Kebakaran yang diperkirakan mulai terjadi sekitar pukul 10.00 WIT itu dengan cepat menjalar dan membakar lahan serta sejumlah tanaman milik warga.
Keterbatasan sarana pemadaman membuat masyarakat harus bekerja keras mengendalikan kobaran api. Air bahkan diangkut menggunakan kendaraan roda tiga atau tossa untuk membantu proses pemadaman.

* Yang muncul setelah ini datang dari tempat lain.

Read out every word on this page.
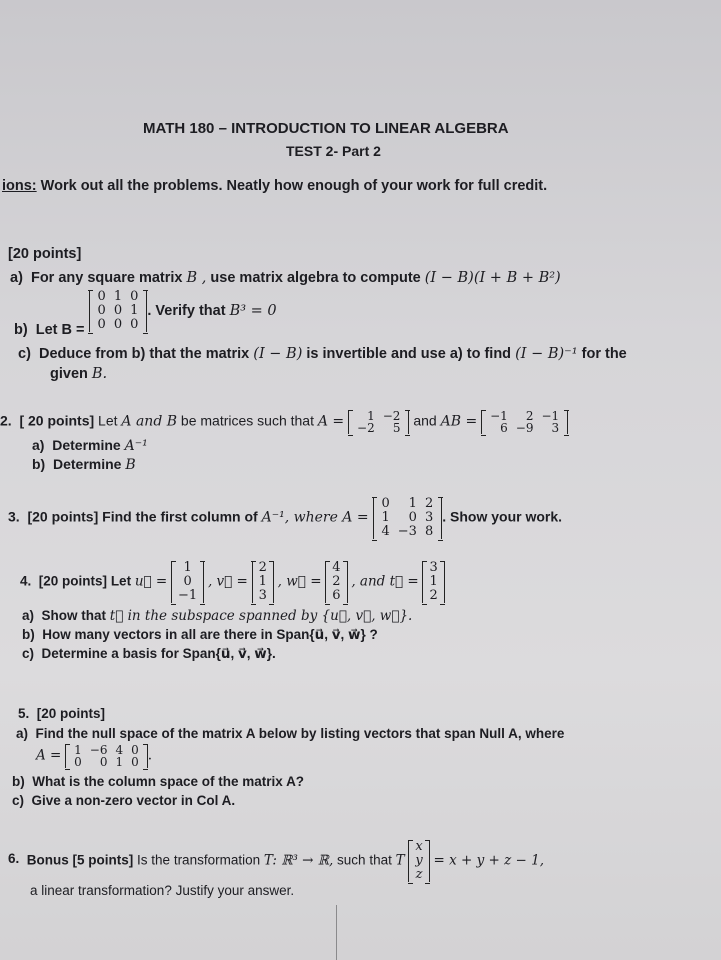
MATH 180 – INTRODUCTION TO LINEAR ALGEBRA
TEST 2- Part 2
ions: Work out all the problems. Neatly how enough of your work for full credit.
[20 points]
a) For any square matrix B , use matrix algebra to compute (I − B)(I + B + B²)
b) Let B =
0	1	0
0	0	1
0	0	0
. Verify that B³ = 0
c) Deduce from b) that the matrix (I − B) is invertible and use a) to find (I − B)⁻¹ for the
given B.
2. [ 20 points] Let A and B be matrices such that A = 1	−2
−2	5 and AB = −1	2	−1
6	−9	3
a) Determine A⁻¹
b) Determine B
3. [20 points] Find the first column of A⁻¹, where A =
0	1	2
1	0	3
4	−3	8
. Show your work.
4. [20 points] Let u⃗ =
1
0
−1
, v⃗ =
2
1
3
, w⃗ =
4
2
6
, and t⃗ =
3
1
2
a) Show that t⃗ in the subspace spanned by {u⃗, v⃗, w⃗}.
b) How many vectors in all are there in Span{u⃗, v⃗, w⃗} ?
c) Determine a basis for Span{u⃗, v⃗, w⃗}.
5. [20 points]
a) Find the null space of the matrix A below by listing vectors that span Null A, where
A = 1	−6	4	0
0	0	1	0 .
b) What is the column space of the matrix A?
c) Give a non-zero vector in Col A.
6. Bonus [5 points] Is the transformation T: ℝ³ → ℝ, such that T
x
y
z
= x + y + z − 1,
a linear transformation? Justify your answer.
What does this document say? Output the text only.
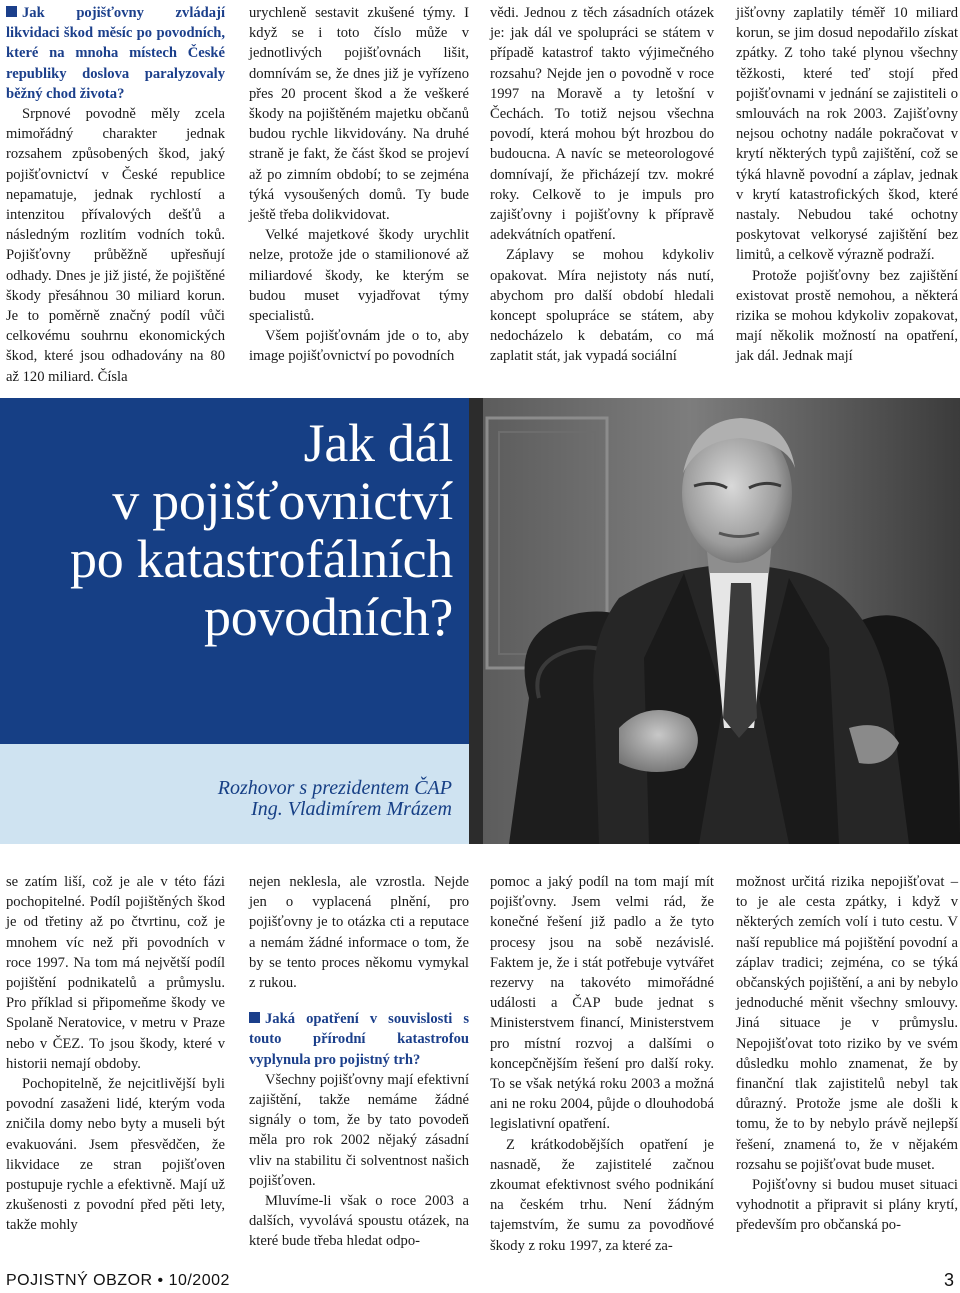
Jak pojišťovny zvládají likvidaci škod měsíc po povodních, které na mnoha místech České republiky doslova paralyzovaly běžný chod života?

Srpnové povodně měly zcela mimořádný charakter jednak rozsahem způsobených škod, jaký pojišťovnictví v České republice nepamatuje, jednak rychlostí a intenzitou přívalových dešťů a následným rozlitím vodních toků. Pojišťovny průběžně upřesňují odhady. Dnes je již jisté, že pojištěné škody přesáhnou 30 miliard korun. Je to poměrně značný podíl vůči celkovému souhrnu ekonomických škod, které jsou odhadovány na 80 až 120 miliard. Čísla

urychleně sestavit zkušené týmy. I když se i toto číslo může v jednotlivých pojišťovnách lišit, domnívám se, že dnes již je vyřízeno přes 20 procent škod a že veškeré škody na pojištěném majetku občanů budou rychle likvidovány. Na druhé straně je fakt, že část škod se projeví až po zimním období; to se zejména týká vysoušených domů. Ty bude ještě třeba dolikvidovat.

Velké majetkové škody urychlit nelze, protože jde o stamilionové až miliardové škody, ke kterým se budou muset vyjadřovat týmy specialistů.

Všem pojišťovnám jde o to, aby image pojišťovnictví po povodních

vědi. Jednou z těch zásadních otázek je: jak dál ve spolupráci se státem v případě katastrof takto výjimečného rozsahu? Nejde jen o povodně v roce 1997 na Moravě a ty letošní v Čechách. To totiž nejsou všechna povodí, která mohou být hrozbou do budoucna. A navíc se meteorologové domnívají, že přicházejí tzv. mokré roky. Celkově to je impuls pro zajišťovny i pojišťovny k přípravě adekvátních opatření.

Záplavy se mohou kdykoliv opakovat. Míra nejistoty nás nutí, abychom pro další období hledali koncept spolupráce se státem, aby nedocházelo k debatám, co má zaplatit stát, jak vypadá sociální

jišťovny zaplatily téměř 10 miliard korun, se jim dosud nepodařilo získat zpátky. Z toho také plynou všechny těžkosti, které teď stojí před pojišťovnami v jednání se zajistiteli o smlouvách na rok 2003. Zajišťovny nejsou ochotny nadále pokračovat v krytí některých typů zajištění, což se týká hlavně povodní a záplav, jednak v krytí katastrofických škod, které nastaly. Nebudou také ochotny poskytovat velkorysé zajištění bez limitů, a celkově výrazně podraží.

Protože pojišťovny bez zajištění existovat prostě nemohou, a některá rizika se mohou kdykoliv zopakovat, mají několik možností na opatření, jak dál. Jednak mají

Jak dál
v pojišťovnictví
po katastrofálních
povodních?
Rozhovor s prezidentem ČAP
Ing. Vladimírem Mrázem

se zatím liší, což je ale v této fázi pochopitelné. Podíl pojištěných škod je od třetiny až po čtvrtinu, což je mnohem víc než při povodních v roce 1997. Na tom má největší podíl pojištění podnikatelů a průmyslu. Pro příklad si připomeňme škody ve Spolaně Neratovice, v metru v Praze nebo v ČEZ. To jsou škody, které v historii nemají obdoby.

Pochopitelně, že nejcitlivější byli povodní zasaženi lidé, kterým voda zničila domy nebo byty a museli být evakuováni. Jsem přesvědčen, že likvidace ze stran pojišťoven postupuje rychle a efektivně. Mají už zkušenosti z povodní před pěti lety, takže mohly

nejen neklesla, ale vzrostla. Nejde jen o vyplacená plnění, pro pojišťovny je to otázka cti a reputace a nemám žádné informace o tom, že by se tento proces někomu vymykal z rukou.

Jaká opatření v souvislosti s touto přírodní katastrofou vyplynula pro pojistný trh?

Všechny pojišťovny mají efektivní zajištění, takže nemáme žádné signály o tom, že by tato povodeň měla pro rok 2002 nějaký zásadní vliv na stabilitu či solventnost našich pojišťoven.

Mluvíme-li však o roce 2003 a dalších, vyvolává spoustu otázek, na které bude třeba hledat odpo-

pomoc a jaký podíl na tom mají mít pojišťovny. Jsem velmi rád, že konečné řešení již padlo a že tyto procesy jsou na sobě nezávislé. Faktem je, že i stát potřebuje vytvářet rezervy na takovéto mimořádné události a ČAP bude jednat s Ministerstvem financí, Ministerstvem pro místní rozvoj a dalšími o koncepčnějším řešení pro další roky. To se však netýká roku 2003 a možná ani ne roku 2004, půjde o dlouhodobá legislativní opatření.

Z krátkodobějších opatření je nasnadě, že zajistitelé začnou zkoumat efektivnost svého podnikání na českém trhu. Není žádným tajemstvím, že sumu za povodňové škody z roku 1997, za které za-

možnost určitá rizika nepojišťovat – to je ale cesta zpátky, i když v některých zemích volí i tuto cestu. V naší republice má pojištění povodní a záplav tradici; zejména, co se týká občanských pojištění, a ani by nebylo jednoduché měnit všechny smlouvy. Jiná situace je v průmyslu. Nepojišťovat toto riziko by ve svém důsledku mohlo znamenat, že by finanční tlak zajistitelů nebyl tak důrazný. Protože jsme ale došli k tomu, že to by nebylo právě nejlepší řešení, znamená to, že v nějakém rozsahu se pojišťovat bude muset.

Pojišťovny si budou muset situaci vyhodnotit a připravit si plány krytí, především pro občanská po-

POJISTNÝ OBZOR • 10/2002	3
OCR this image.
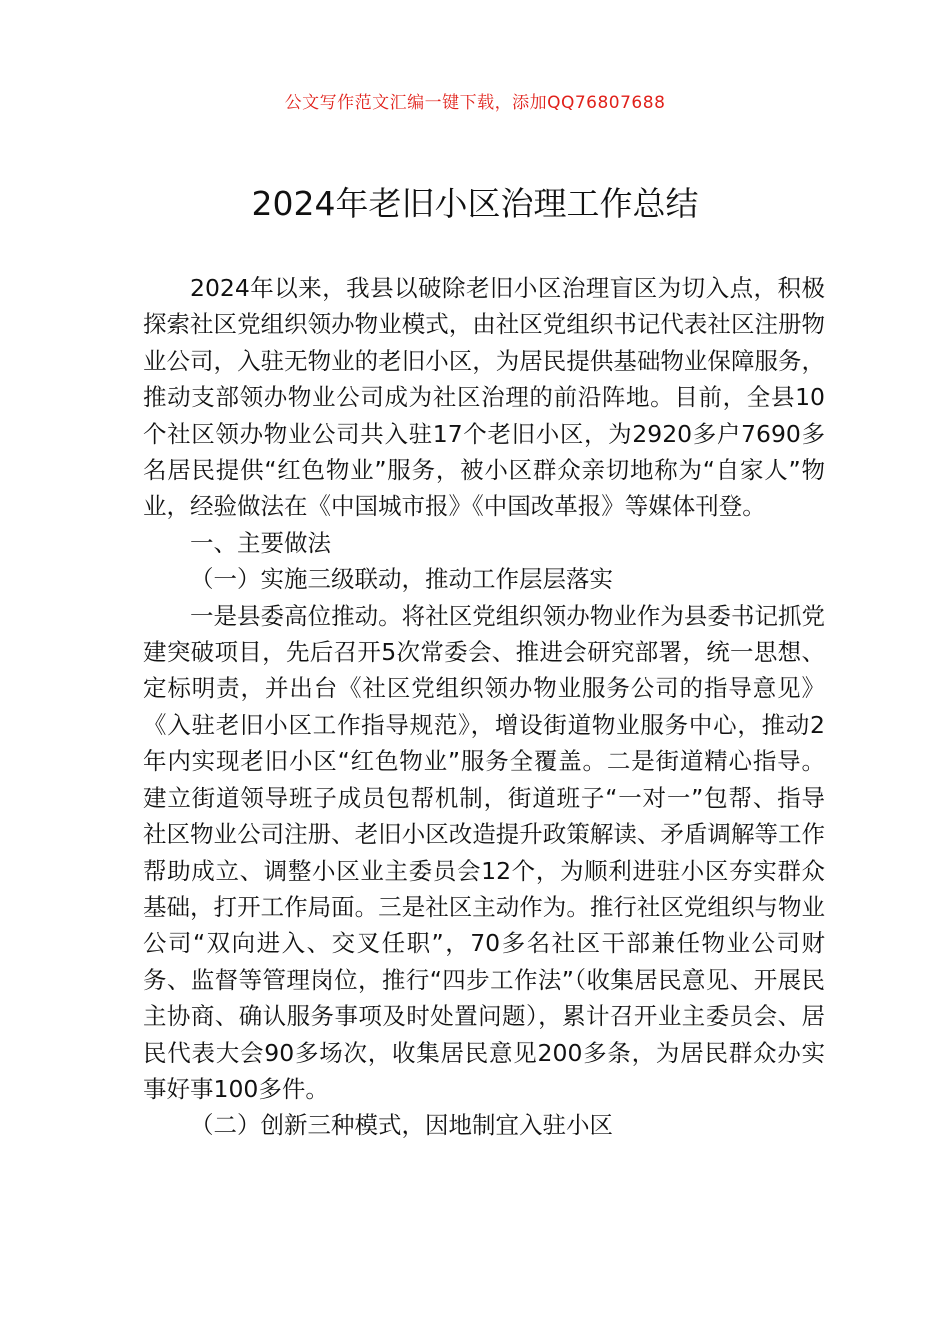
公文写作范文汇编一键下载，添加QQ76807688
2024年老旧小区治理工作总结

2024年以来，我县以破除老旧小区治理盲区为切入点，积极探索社区党组织领办物业模式，由社区党组织书记代表社区注册物业公司，入驻无物业的老旧小区，为居民提供基础物业保障服务，推动支部领办物业公司成为社区治理的前沿阵地。目前，全县10个社区领办物业公司共入驻17个老旧小区，为2920多户7690多名居民提供“红色物业”服务，被小区群众亲切地称为“自家人”物业，经验做法在《中国城市报》《中国改革报》等媒体刊登。

一、主要做法

（一）实施三级联动，推动工作层层落实

一是县委高位推动。将社区党组织领办物业作为县委书记抓党建突破项目，先后召开5次常委会、推进会研究部署，统一思想、定标明责，并出台《社区党组织领办物业服务公司的指导意见》《入驻老旧小区工作指导规范》，增设街道物业服务中心，推动2年内实现老旧小区“红色物业”服务全覆盖。二是街道精心指导。建立街道领导班子成员包帮机制，街道班子“一对一”包帮、指导社区物业公司注册、老旧小区改造提升政策解读、矛盾调解等工作帮助成立、调整小区业主委员会12个，为顺利进驻小区夯实群众基础，打开工作局面。三是社区主动作为。推行社区党组织与物业公司“双向进入、交叉任职”，70多名社区干部兼任物业公司财务、监督等管理岗位，推行“四步工作法”（收集居民意见、开展民主协商、确认服务事项及时处置问题），累计召开业主委员会、居民代表大会90多场次，收集居民意见200多条，为居民群众办实事好事100多件。

（二）创新三种模式，因地制宜入驻小区
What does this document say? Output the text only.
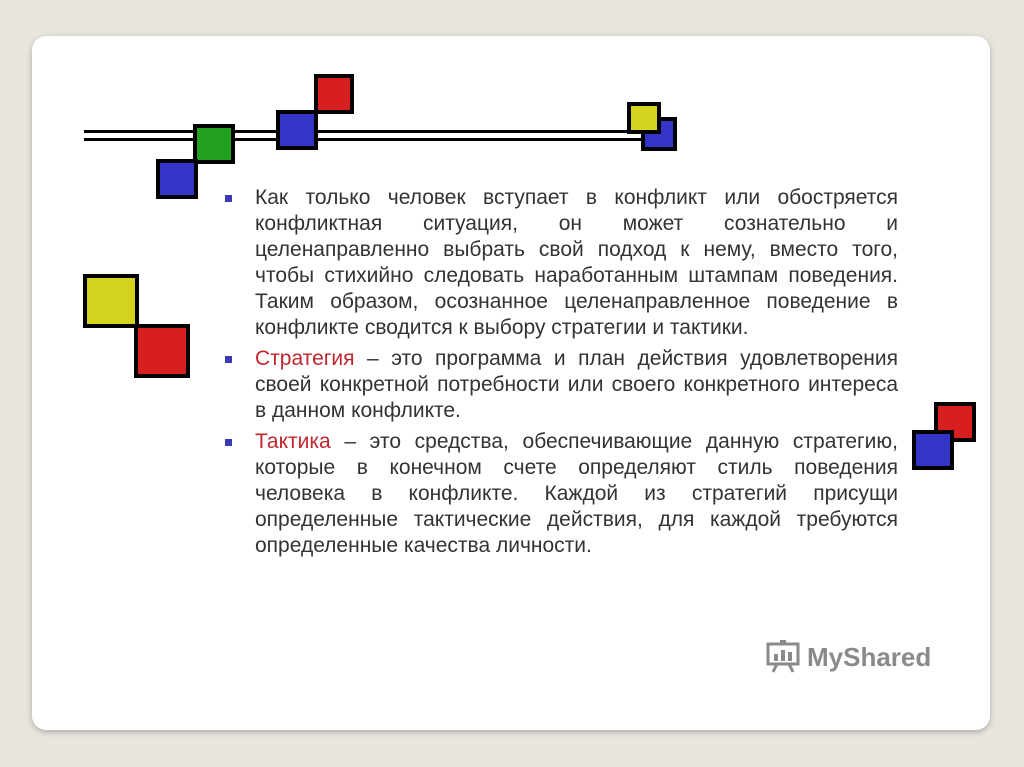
Как только человек вступает в конфликт или обостряется конфликтная ситуация, он может сознательно и целенаправленно выбрать свой подход к нему, вместо того, чтобы стихийно следовать наработанным штампам поведения. Таким образом, осознанное целенаправленное поведение в конфликте сводится к выбору стратегии и тактики.

Стратегия – это программа и план действия удовлетворения своей конкретной потребности или своего конкретного интереса в данном конфликте.

Тактика – это средства, обеспечивающие данную стратегию, которые в конечном счете определяют стиль поведения человека в конфликте. Каждой из стратегий присущи определенные тактические действия, для каждой требуются определенные качества личности.

MyShared
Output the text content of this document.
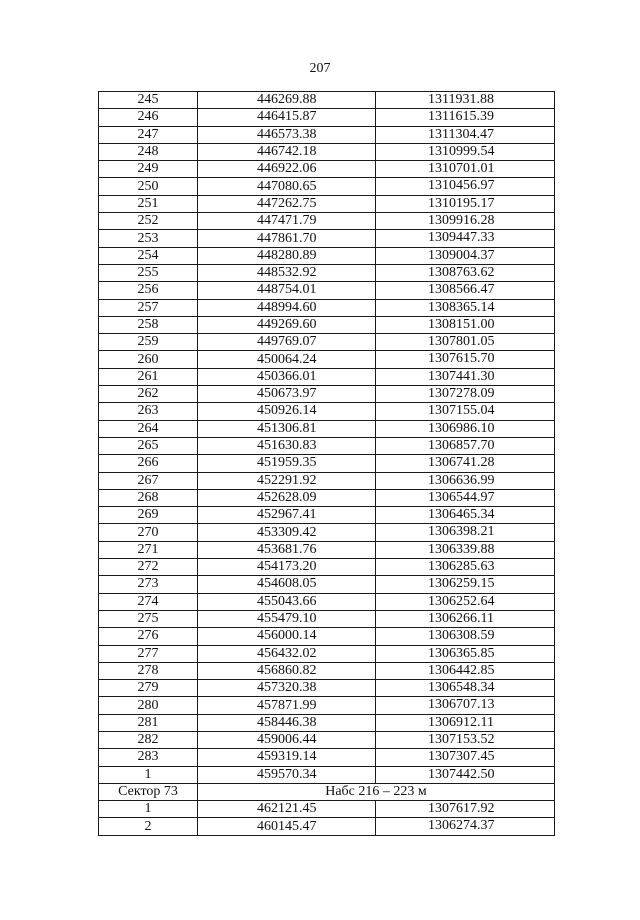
207
245	446269.88	1311931.88
246	446415.87	1311615.39
247	446573.38	1311304.47
248	446742.18	1310999.54
249	446922.06	1310701.01
250	447080.65	1310456.97
251	447262.75	1310195.17
252	447471.79	1309916.28
253	447861.70	1309447.33
254	448280.89	1309004.37
255	448532.92	1308763.62
256	448754.01	1308566.47
257	448994.60	1308365.14
258	449269.60	1308151.00
259	449769.07	1307801.05
260	450064.24	1307615.70
261	450366.01	1307441.30
262	450673.97	1307278.09
263	450926.14	1307155.04
264	451306.81	1306986.10
265	451630.83	1306857.70
266	451959.35	1306741.28
267	452291.92	1306636.99
268	452628.09	1306544.97
269	452967.41	1306465.34
270	453309.42	1306398.21
271	453681.76	1306339.88
272	454173.20	1306285.63
273	454608.05	1306259.15
274	455043.66	1306252.64
275	455479.10	1306266.11
276	456000.14	1306308.59
277	456432.02	1306365.85
278	456860.82	1306442.85
279	457320.38	1306548.34
280	457871.99	1306707.13
281	458446.38	1306912.11
282	459006.44	1307153.52
283	459319.14	1307307.45
1	459570.34	1307442.50
Сектор 73	Набс 216 – 223 м	
1	462121.45	1307617.92
2	460145.47	1306274.37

Seorang warga Waemulang yang dikonfirmasi Porostimur.com melalui sambungan WhatsApp mengatakan, masyarakat masih kesulitan mengendalikan api.
“Kebakaran mulai sekitar jam 10 siang. Sampai sekarang masyarakat masih kesusahan untuk memadamkan api,” ungkap warga tersebut.
Padamkan Api dengan Air yang Diangkut Pakai Tossa
Kondisi di lokasi membuat warga mengandalkan kemampuan dan peralatan yang tersedia untuk mencegah api terus meluas.
Secara gotong royong, masyarakat berupaya memadamkan titik-titik api dengan air yang diangkut menggunakan tossa. Namun, besarnya kobaran dan cepatnya pergerakan api membuat upaya tersebut belum mampu sepenuhnya mengendalikan kebakaran.